RIP Hans Börlin, 1914-2013.
Rolle, en janvier 2018.
Cher Oncle Hans,
Plus de quatre ans ont passé et le moment est venu de reprendre ma plume. Il y a environ 18 mois, j’ai eu l’immense surprise de recevoir un de tes appareils-photo en souvenir de toi. J’en ai été profondément flatté, et maintenant ton magnifique Leica M2, construit en 1961, est avec moi ! Lorsque je me suis remis de ma surprise initiale, j’ai localisé quelques rouleaux de pellicule noir/blanc et j’ai commencé à photographier un petit projet avec ton appareil. Evidemment, il fallait que ce projet parle de toi. Je me suis plongé dans mes souvenirs, tes enseignements, j’ai parlé avec ton fils, j’ai réuni du matériel qui parlait de ta vie.
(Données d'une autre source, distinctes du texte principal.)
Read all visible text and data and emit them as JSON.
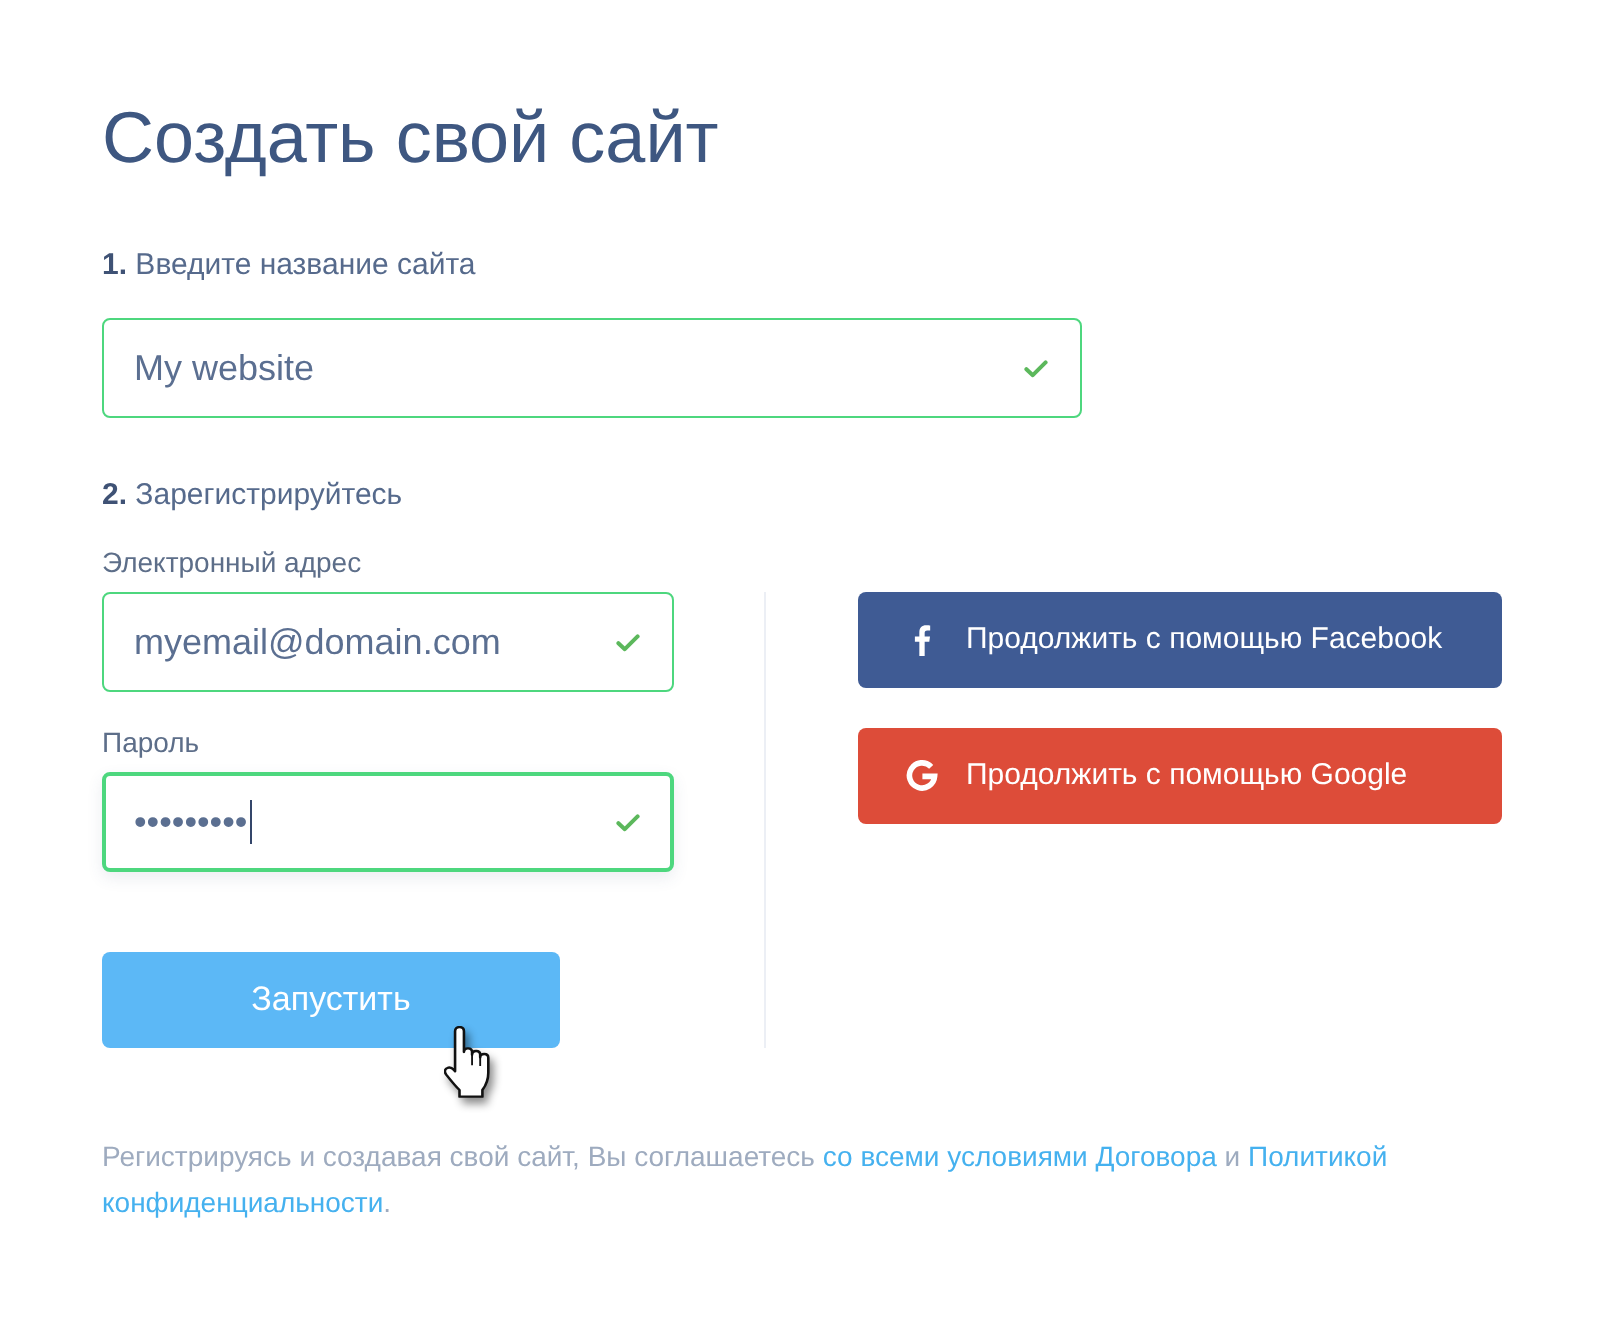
{
  "title": "Создать свой сайт",
  "step_1": {
    "label": "**1.** Введите название сайта",
    "field": {
      "value": "My website",
      "valid": true,
      "focused": false
    }
  },
  "step_2": {
    "label": "**2.** Зарегистрируйтесь",
    "fields": [
      {
        "label": "Электронный адрес",
        "value": "myemail@domain.com",
        "valid": true,
        "focused": false
      },
      {
        "label": "Пароль",
        "value": "•••••••••",
        "valid": true,
        "focused": true
      }
    ],
    "submit_button": "Запустить",
    "social_buttons": [
      {
        "kind": "facebook",
        "label": "Продолжить с помощью Facebook",
        "color": "#3f5b94"
      },
      {
        "kind": "google",
        "label": "Продолжить с помощью Google",
        "color": "#dd4c39"
      }
    ]
  },
  "footer": {
    "segments": [
      {
        "kind": "text",
        "text": "Регистрируясь и создавая свой сайт, Вы соглашаетесь "
      },
      {
        "kind": "link",
        "text": "со всеми условиями Договора"
      },
      {
        "kind": "text",
        "text": " и "
      },
      {
        "kind": "link",
        "text": "Политикой"
      },
      {
        "kind": "link",
        "text": "конфиденциальности"
      },
      {
        "kind": "text",
        "text": "."
      }
    ]
  }
}
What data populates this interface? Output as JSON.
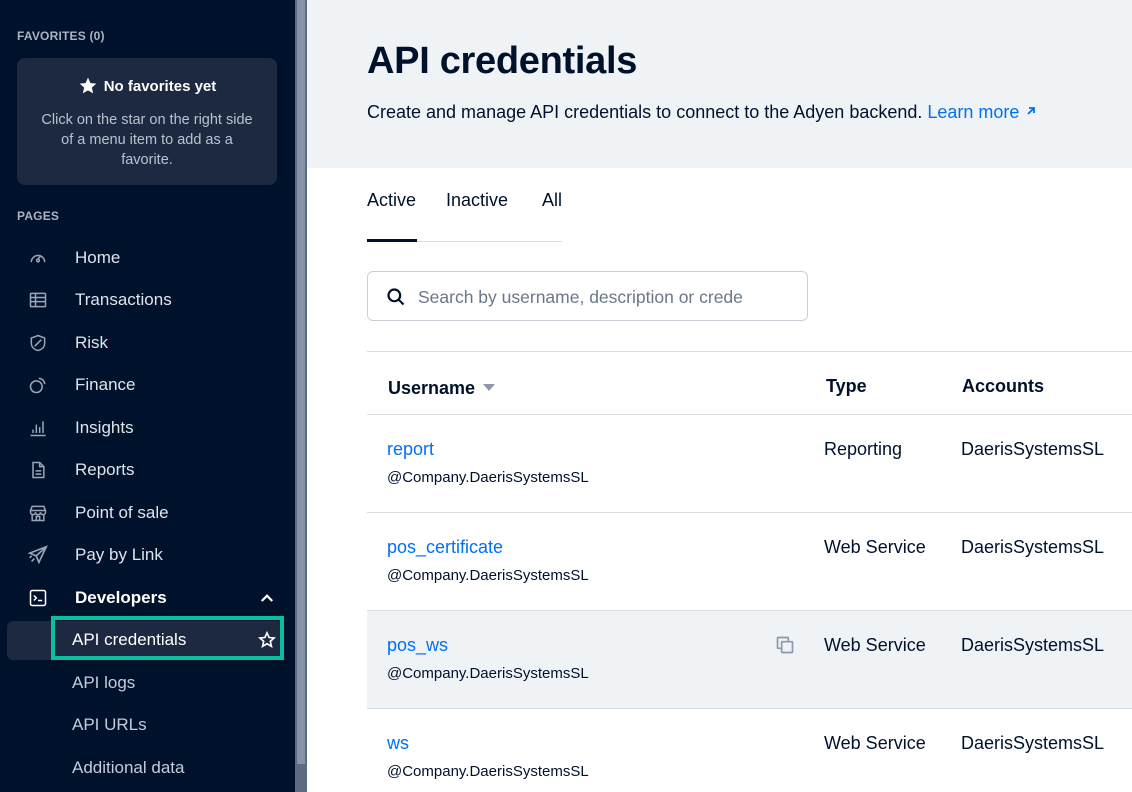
{
  "sidebar": {
    "favorites_label": "FAVORITES (0)",
    "favorites_title": "No favorites yet",
    "favorites_hint": "Click on the star on the right side of a menu item to add as a favorite.",
    "pages_label": "PAGES",
    "items": [
      {
        "label": "Home",
        "icon": "dashboard-icon"
      },
      {
        "label": "Transactions",
        "icon": "table-icon"
      },
      {
        "label": "Risk",
        "icon": "shield-icon"
      },
      {
        "label": "Finance",
        "icon": "finance-icon"
      },
      {
        "label": "Insights",
        "icon": "bar-chart-icon"
      },
      {
        "label": "Reports",
        "icon": "document-icon"
      },
      {
        "label": "Point of sale",
        "icon": "store-icon"
      },
      {
        "label": "Pay by Link",
        "icon": "paper-plane-icon"
      },
      {
        "label": "Developers",
        "icon": "terminal-icon"
      }
    ],
    "developers_sub": [
      {
        "label": "API credentials"
      },
      {
        "label": "API logs"
      },
      {
        "label": "API URLs"
      },
      {
        "label": "Additional data"
      }
    ]
  },
  "header": {
    "title": "API credentials",
    "description": "Create and manage API credentials to connect to the Adyen backend.",
    "learn_more": "Learn more"
  },
  "tabs": [
    {
      "label": "Active"
    },
    {
      "label": "Inactive"
    },
    {
      "label": "All"
    }
  ],
  "search": {
    "placeholder": "Search by username, description or crede"
  },
  "table": {
    "columns": [
      "Username",
      "Type",
      "Accounts"
    ],
    "rows": [
      {
        "username": "report",
        "company": "@Company.DaerisSystemsSL",
        "type": "Reporting",
        "accounts": "DaerisSystemsSL"
      },
      {
        "username": "pos_certificate",
        "company": "@Company.DaerisSystemsSL",
        "type": "Web Service",
        "accounts": "DaerisSystemsSL"
      },
      {
        "username": "pos_ws",
        "company": "@Company.DaerisSystemsSL",
        "type": "Web Service",
        "accounts": "DaerisSystemsSL"
      },
      {
        "username": "ws",
        "company": "@Company.DaerisSystemsSL",
        "type": "Web Service",
        "accounts": "DaerisSystemsSL"
      }
    ]
  },
  "colors": {
    "sidebar_bg": "#00112c",
    "accent_link": "#0070f5",
    "highlight": "#0abf9f"
  }
}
Et surtout, j’ai réfléchi. Tu vois, je ne voulais pas photographier nécessairement autour de ta vie. D’une part, et malgré le fait que tu aies fait partie de mon paysage depuis ma naissance, je dois t’avouer que je savais peu de ta vie à toi. Je me souviens bien de ta dernière maison et je sais où se trouve ta tombe, mais c’est à peu près tout. D’autre part, ce projet devait se concentrer sur ce que tu m’as transmis, mais avec mes images à moi. J’ai réfléchi longuement au meilleur moyen de combiner tous ces éléments. Puis j’ai commencé à photographier. Il fallait, je le savais, que l’édit final inclue ces « méta-images » que tu aimais tant, comme celles que tu faisais en tirant quatre fois un négatif pour ensuite les rejoindre par un coin pour faire une image « que ton œil ne peut pas voir ». Je savais aussi qu’il me faudrait inclure des lignes fortes, et des images de nature, même si j’ai toujours été plus attiré par les rives d’un lac que par les montagnes que tu aimais tant. Pour finir, je me suis dit que j’y inclurais quelques clins d’œil à ma pratique photographique : mon appareil moderne avec ses cartes-mémoire, mon livre qui vient de sortir, une carte de vœux que j’ai reçue de ton fils, et oui, bien entendu, des images d’un pont vu par en-dessous, comme celle que j’avais prise quand j’avais environ 16 ans et que tu avais commentée en si grand détail en m’expliquant comment la lire. Alors voilà, le résultat est en ligne. C’était très gratifiant de photographier avec ton appareil, et cela m’a permis de penser à toi et à tout ce que tu m’as offert. Je regrette aujourd’hui que tu ne sois plus là pour voir le résultat, mais c’est ma façon de te rendre hommage. Merci, Oncle Hans.